Make sure this information is provided clearly on your practice’s online booking system.

Reception staff may need to ask patients who call to make a telehealth appointment whether they would like an interpreter. Even if a patient seems proficient in English, they may still prefer to use an interpreter and speak to you in their first language.

Patients can request an interpreter directly through TIS to help them when contacting your practice to book an appointment.

Notifying GPs when an interpreter has been booked for appointments

  • Ensure your practice has a system to clearly notify the consulting GP when the consultation is via telehealth and will require an interpreter.
  • Ensure all GPs in your practice are aware of the process for connecting to an interpreter for the telehealth appointment.

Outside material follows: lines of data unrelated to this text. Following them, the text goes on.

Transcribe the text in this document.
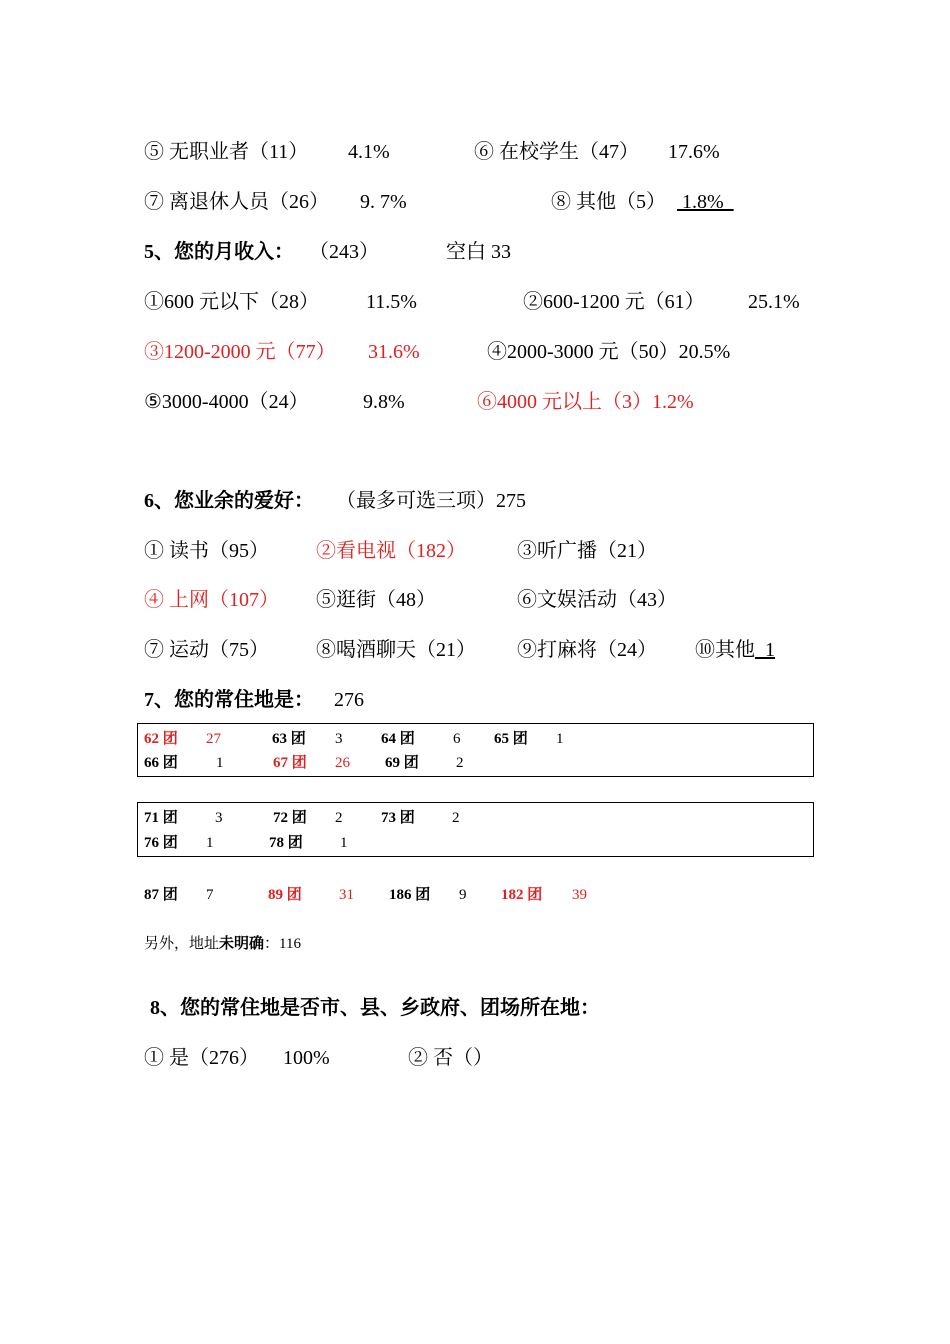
⑤ 无职业者（11） 4.1%	⑥ 在校学生（47） 17.6%
⑦ 离退休人员（26） 9. 7%	⑧ 其他（5） 1.8%
5、您的月收入： （243）	空白 33
①600 元以下（28） 11.5%	②600-1200 元（61） 25.1%
③1200-2000 元（77） 31.6%	④2000-3000 元（50）20.5%
⑤3000-4000（24）	9.8%	⑥4000 元以上（3）1.2%
6、您业余的爱好： （最多可选三项）275
① 读书（95） ②看电视（182）	③听广播（21）
④ 上网（107） ⑤逛街（48）	⑥文娱活动（43）
⑦ 运动（75） ⑧喝酒聊天（21） ⑨打麻将（24） ⑩其他  1
7、您的常住地是： 276
62 团 27	63 团 3	64 团	6 65 团 1
66 团	1	67 团 26 69 团 2
71 团 3	72 团 2	73 团 2
76 团 1	78 团 1
87 团 7	89 团 31 186 团 9 182 团 39
另外，地址未明确：116
8、您的常住地是否市、县、乡政府、团场所在地：
① 是（276） 100%	② 否（）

Connecting the telephone consultation

You should:

  • connect with the interpreting service
  • provide the patient’s phone number
  • wait for the interpreting service to connect to the interpreter and the patient
  • document the TIS job number in the patient’s clinical record
  • check audio/visual quality with both the patient and interpreter (noting that the interpreter might need to begin translating at this point)
  • explain to the patient what will happen if the call disconnects (again noting that the interpreter may need to translate these instructions to the patient)
  • begin the consultation.

Undertaking the consultation

Don’t say: Can you ask the patient if the headaches have persisted since they last saw me in the practice?

Say: Have your headaches persisted since the last time I saw you for an appointment in the practice?

 Ending the telephone consultation

  • Wrap up the consultation, noting all of the considerations in the Telephone and video consultations in general practice: Flowcharts.
  • Double-check that the patient does not have any questions arising from the consultation or require clarification or additional information. Consider using teach‑back to check the patient’s understanding.
  • Thank the patient and interpreter and disconnect the call.